Limit on visas worries Louisiana's crawfish processors

BATON ROUGE, La. -- Going into what is supposed to be the biggest sales week of the crawfish season, processor Dexter Guillory says he is worried.

One month into the peak season, during which the crawfish industry makes most of its money, an immigration kerfuffle has kept Guillory and most of the owners of the state's dozen or so processors from hiring enough peelers.

Most of the workers come from Mexico and Central America. Without the peelers, the processors will stop buying as much crawfish from the fishermen.

"If we can't buy them and the fishermen don't get the money they need, the pyramid starts to cave in," Guillory told The Advocate.

Louisiana officials are aware and spent much of last week rushing around Washington, D.C., trying to craft some sort of emergency solution to what is a double-whammy for the program that allows people from other countries to get work permits for seasonal jobs.

Congress limits the number of permits, called H-2B visas, to 66,000 a year. The U.S. Labor Department issues 33,000 every six months and reached that cap in January. Then on March 4, a federal district court in Florida ruled that the Labor Department exceeded its authority by issuing permits.

Most H-2B seasonal workers do landscaping and clean hotel rooms. But there are wide varieties of jobs across the U.S. for which these foreign workers are hired.
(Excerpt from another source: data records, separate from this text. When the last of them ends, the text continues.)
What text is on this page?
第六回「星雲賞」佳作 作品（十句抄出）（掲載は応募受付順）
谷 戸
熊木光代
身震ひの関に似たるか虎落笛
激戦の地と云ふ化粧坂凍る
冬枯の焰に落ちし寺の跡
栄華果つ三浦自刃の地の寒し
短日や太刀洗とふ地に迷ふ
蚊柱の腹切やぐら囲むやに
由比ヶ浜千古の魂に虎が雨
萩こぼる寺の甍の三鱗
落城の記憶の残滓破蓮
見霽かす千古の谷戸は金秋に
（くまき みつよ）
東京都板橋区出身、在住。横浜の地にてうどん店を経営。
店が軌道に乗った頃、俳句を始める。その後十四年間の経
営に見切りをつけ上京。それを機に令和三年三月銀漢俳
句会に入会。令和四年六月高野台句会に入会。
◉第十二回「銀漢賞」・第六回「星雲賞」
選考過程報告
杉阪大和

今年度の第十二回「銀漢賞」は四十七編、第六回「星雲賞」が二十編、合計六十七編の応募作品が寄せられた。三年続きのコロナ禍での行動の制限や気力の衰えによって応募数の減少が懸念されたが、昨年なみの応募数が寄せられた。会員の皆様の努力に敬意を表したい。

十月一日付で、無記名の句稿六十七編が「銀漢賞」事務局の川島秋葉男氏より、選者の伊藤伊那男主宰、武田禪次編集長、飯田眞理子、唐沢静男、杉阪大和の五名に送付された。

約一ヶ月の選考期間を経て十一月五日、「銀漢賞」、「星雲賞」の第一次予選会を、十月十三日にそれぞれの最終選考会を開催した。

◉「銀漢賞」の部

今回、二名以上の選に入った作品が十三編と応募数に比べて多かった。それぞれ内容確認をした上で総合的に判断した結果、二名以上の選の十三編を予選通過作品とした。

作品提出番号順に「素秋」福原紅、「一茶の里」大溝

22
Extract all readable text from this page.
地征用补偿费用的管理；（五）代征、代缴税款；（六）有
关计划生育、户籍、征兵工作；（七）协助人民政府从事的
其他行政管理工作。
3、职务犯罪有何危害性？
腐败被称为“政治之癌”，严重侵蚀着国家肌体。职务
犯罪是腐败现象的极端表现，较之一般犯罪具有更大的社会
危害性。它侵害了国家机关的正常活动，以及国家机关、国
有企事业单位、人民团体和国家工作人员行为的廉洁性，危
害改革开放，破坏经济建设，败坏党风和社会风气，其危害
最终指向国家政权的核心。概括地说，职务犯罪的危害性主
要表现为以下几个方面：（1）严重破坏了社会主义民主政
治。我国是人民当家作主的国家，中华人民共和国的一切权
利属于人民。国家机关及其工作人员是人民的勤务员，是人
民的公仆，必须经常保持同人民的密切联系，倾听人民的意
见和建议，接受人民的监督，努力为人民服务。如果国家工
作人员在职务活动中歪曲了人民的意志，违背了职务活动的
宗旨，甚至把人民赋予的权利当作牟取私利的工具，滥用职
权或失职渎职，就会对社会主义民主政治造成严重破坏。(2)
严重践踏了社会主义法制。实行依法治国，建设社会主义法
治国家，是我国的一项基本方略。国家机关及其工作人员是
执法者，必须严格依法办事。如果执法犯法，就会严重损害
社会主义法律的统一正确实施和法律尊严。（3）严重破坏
Employers have to show that no U.S. citizens want the short-term jobs. The foreign workers pay taxes on their earnings and are required to return home after a few months.

Louisiana hired 5,546 H-2B workers in 2014, according to the Labor Department. They work in seafood and crawfish processing facilities and in the sugar cane industry.

For Guillory, a crawfish processor whose applications are among those in the Labor Department's pipeline, it all may be too little, too late.

"Even if they open doors in two days, it'll take two weeks to get them here," Guillory said. "I still could make half the season."

Louisiana Agriculture Commissioner Mike Strain said the crawfish industry's losses this year could be as much as $30 million out of the $100 million industry.